もう市販のチョコでもいいのではないか。そんなことを考えながら項垂れていると、
ピンポーン……――--
突如、家のチャイムが鳴った。誰だろうとインターフォンを見てみると、驚いたことに樋山くんだった。
今日来るなんて言っていたっけ? しかしタイミング悪いな。
お菓子作りの練習をしていたなんて言えるはずなく、慌ててキッチンを片付け、できそこないのお菓子を冷蔵庫に隠すと玄関を開けた。
「すみません、急に来ちゃって」
開けた瞬間、頭からポタポタと滴を垂らす樋山くんが立っていて、思わず大きな声が出た。
「ずぶ濡れじゃない。

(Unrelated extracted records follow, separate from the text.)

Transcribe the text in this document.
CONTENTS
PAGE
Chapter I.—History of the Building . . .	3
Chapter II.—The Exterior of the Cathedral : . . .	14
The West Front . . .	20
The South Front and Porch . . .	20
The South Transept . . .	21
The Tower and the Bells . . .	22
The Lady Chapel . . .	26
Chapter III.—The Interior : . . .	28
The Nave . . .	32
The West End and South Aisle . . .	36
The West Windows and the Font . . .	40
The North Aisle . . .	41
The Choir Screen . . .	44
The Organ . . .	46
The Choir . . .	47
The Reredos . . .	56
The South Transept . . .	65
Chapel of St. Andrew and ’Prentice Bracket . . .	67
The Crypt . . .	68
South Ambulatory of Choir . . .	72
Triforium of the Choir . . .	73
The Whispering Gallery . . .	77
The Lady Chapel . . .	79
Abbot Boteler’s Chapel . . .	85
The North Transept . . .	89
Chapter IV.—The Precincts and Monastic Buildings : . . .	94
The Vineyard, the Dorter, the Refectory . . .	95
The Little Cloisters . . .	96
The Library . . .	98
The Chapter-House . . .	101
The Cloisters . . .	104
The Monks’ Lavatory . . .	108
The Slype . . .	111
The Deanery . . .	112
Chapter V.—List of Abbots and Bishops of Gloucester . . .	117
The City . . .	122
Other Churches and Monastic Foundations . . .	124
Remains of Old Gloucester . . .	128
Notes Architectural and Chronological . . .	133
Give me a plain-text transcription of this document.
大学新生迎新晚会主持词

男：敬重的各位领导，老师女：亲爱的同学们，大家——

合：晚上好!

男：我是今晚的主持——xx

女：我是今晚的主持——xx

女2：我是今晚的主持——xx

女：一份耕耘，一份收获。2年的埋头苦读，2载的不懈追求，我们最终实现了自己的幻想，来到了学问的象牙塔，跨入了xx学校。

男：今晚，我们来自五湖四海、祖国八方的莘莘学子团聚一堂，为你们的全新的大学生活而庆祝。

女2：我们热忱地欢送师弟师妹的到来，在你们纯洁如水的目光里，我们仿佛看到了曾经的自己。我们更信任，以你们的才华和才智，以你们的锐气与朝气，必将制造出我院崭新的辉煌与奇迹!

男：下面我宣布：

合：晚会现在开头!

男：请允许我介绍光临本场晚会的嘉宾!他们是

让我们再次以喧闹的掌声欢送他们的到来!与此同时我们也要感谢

傘持ってなかったの?」
「はい。急に降ってきたんで」
「タオル持ってくるからそのまま待ってて」
大急ぎでバスタオルを持ってくると、大人しく玄関で待つ樋山くんに頭から被せる。
「夕方から降るって天気予報で言ってたじゃない。営業先からの帰り?」
「はい。そのまま直帰する予定だったんですけど」
なるほど。うちのほうが近かったというわけか。
「まったく」
がしがしと頭を拭いてあげながら小さくこぼすと突然、腰を引き寄せられた。